MacHamish wrote:

> On Thu, 25 Nov 2004 21:11:42 -0700, "John P. Mullen" <jomullen@zianet.com>
> wrote:
> 
> 
> <snip>
>>
>>The dollar going crosswise with the Euro is something to worry about.
> 
> 
> I absolutely agree.  The question is, who should worry more, USAians or
> EUians? 
> 
>

Well, considering the direction of the change, I'd say the USAians.  At 
least any USAians buying European products, such as flu vaccine.


>>The countries that have pegged currencies, except for China, would have 
>>no power to stabilize the USD and, as I pointed out above, China may 
>>unpeg soon.
> 
> 
> China may unpeg soon under heavy pressure from the IMF and the major
> countries' central banks.  They'll resist it as long as possible because the
> declining dollar benefits China by making its exports more competitive.
>

True, and as long as the central government can get cheap labor and skim 
immense profits out of the exchange, they will resist.  But eventually, 
as happened in Japan, Korea, etc. the workers will become more 
experiences and want a farer share of the pie.  At that point,t he 
leadership will realize how much the pegging is costing them and will 
allow a float.

How long that will take is anyone's guess, but it is starting in Hong 
Kong already.

> Certain countries whose currencies aren't pegged to the dollar have the
> biggest problem.  Their exports to the USA become more expensive in the
> world's biggest market, a market they've come to depend on for their
> prosperity.

Well, Europe is a pretty big market, too.  India is getting pretty big. 
Also, eventually, China will be a huge market.

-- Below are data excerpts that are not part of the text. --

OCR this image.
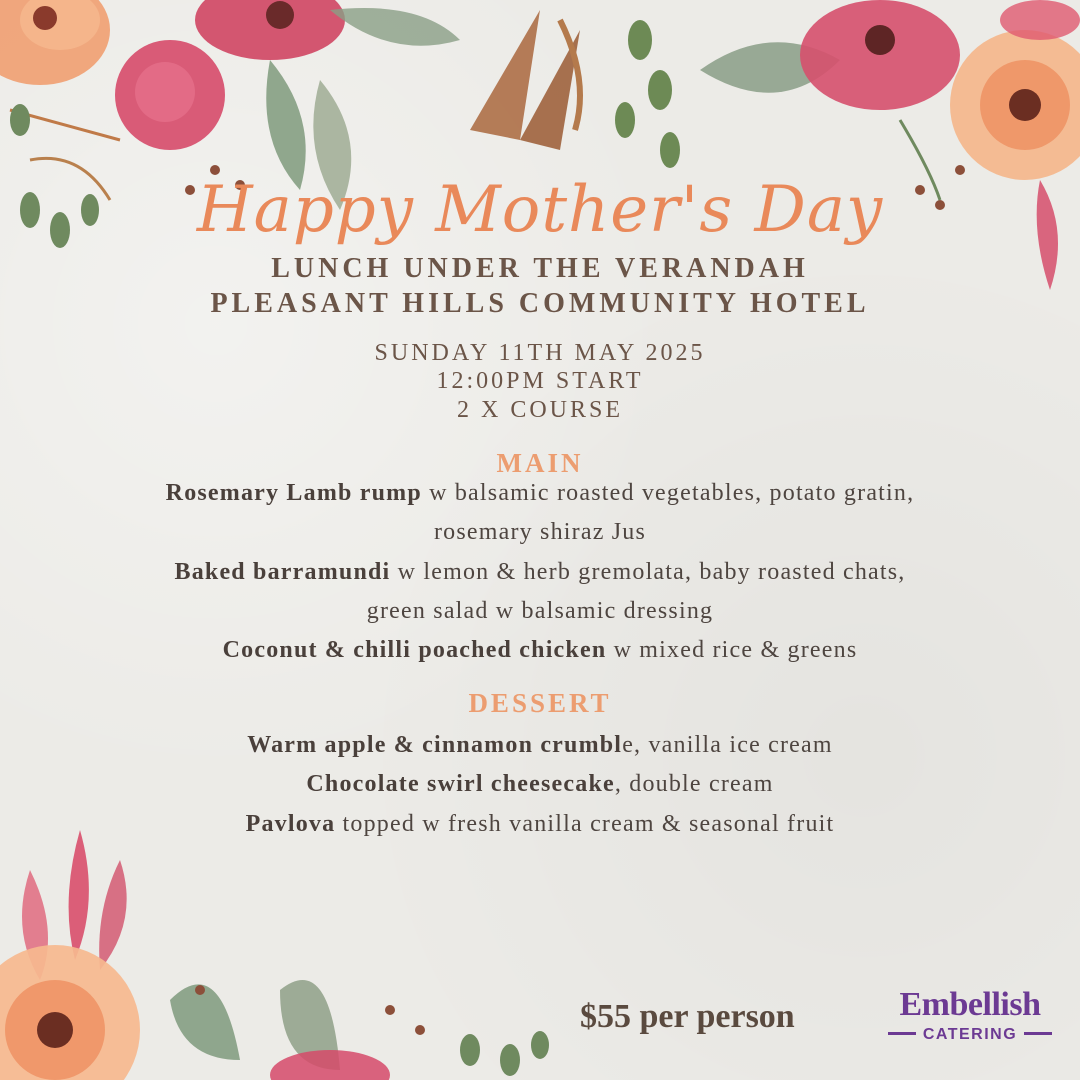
Happy Mother's Day
LUNCH UNDER THE VERANDAH
PLEASANT HILLS COMMUNITY HOTEL
SUNDAY 11TH MAY 2025
12:00PM START
2 X COURSE
MAIN
Rosemary Lamb rump w balsamic roasted vegetables, potato gratin,
rosemary shiraz Jus
Baked barramundi w lemon & herb gremolata, baby roasted chats,
green salad w balsamic dressing
Coconut & chilli poached chicken w mixed rice & greens
DESSERT
Warm apple & cinnamon crumble, vanilla ice cream
Chocolate swirl cheesecake, double cream
Pavlova topped w fresh vanilla cream & seasonal fruit
$55 per person	Embellish
CATERING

> That's why countries like Japan and South Korea have been
> intervening in the currency markets to stem the dollar's decline.  This has
> happened before.  It never works over the longer term, and it obviously
> isn't working now.  Intervention distorts the free market.  The "invisible
> hand" will give them all a good slap before it's over.
>

When there is a small to moderate leak, bailing works, but the USA ship 
is taking on too much water for that to work now.

> The fact is, the US can't continue to run the massive current account
> deficits of the past few years.  $50 billion + per month simply isn't
> sustainable.  There has to be an adjustment.
> 
> 

Indeed!

>>You argued that the countries with pegged currencies would take action 
>>to keep the USD up, but there is no reason to expect such a thing. 
> 
> 
> No, I didn't.  That was Rykk, I believe.  

Sorry.  You are right. It was Rykk.  My mistake.

> He's right where China is concerned.  

Well, for the moment.

> China, along with other major exporting countries, has been
> buying US dollars to slow the decline.  It's a two edged sword, you see.  A
> lower dollar is good for China in competitive terms, but it's bad for China
> in that it devalues their holdings in US assets.  What the whole world wants
> and needs is stability in the currency markets, even if it means a lower
> USD.
> 
> 

Well, it is a bit iffy now.  To keep liquid, the US has to get billions 
of dollars every week in new loans, about half of which comes from 
foreign investors.  The interest rates are low and the investment is 
getting riskier.  Sooner or later, there will be nobody left willing and 
able to loan.  At that point, inflation or recession.  Take your pick.

:-(

>>Those countries currently pegging their own currency against the USD 
>>will either find a more stable currency or go along for the ride.
> 
> 
> That's brilliant.  All you're saying is that they'll either stay as they are
> or do something different.
> 
>

The idea of pegging is stability.  If the USD doesn't offer stability, 
they will find a currency that will.

>>You certainly provided no credible evidence to support your claim.
> 
> 
> I made no claim.  All I did was point out that the Chinese Yuan and a few
> other currencies are pegged to the US Dollar, contrary to your claim that,
> "It seems like nobody tracks to the USD".
> 

I did say "seem."  I checked about a dozen, none of which tracked.  I 
did not pick China, because I know they did not have a currency that was 
influenced by market forces.

> I will make this claim, though.  Before this is over, there is likely to be
> a round of trade protectionism bigger than ever before.  Trade wars
> sometimes lead to shooting wars.  That's the scary bit.  
> 
> MacHamish M$(D??(Br

Well, I hadn't though of that, but it could happen.  I don't think it is 
likely to be directly from the US, govern the US current commitments, 
but proxy wars are always an option.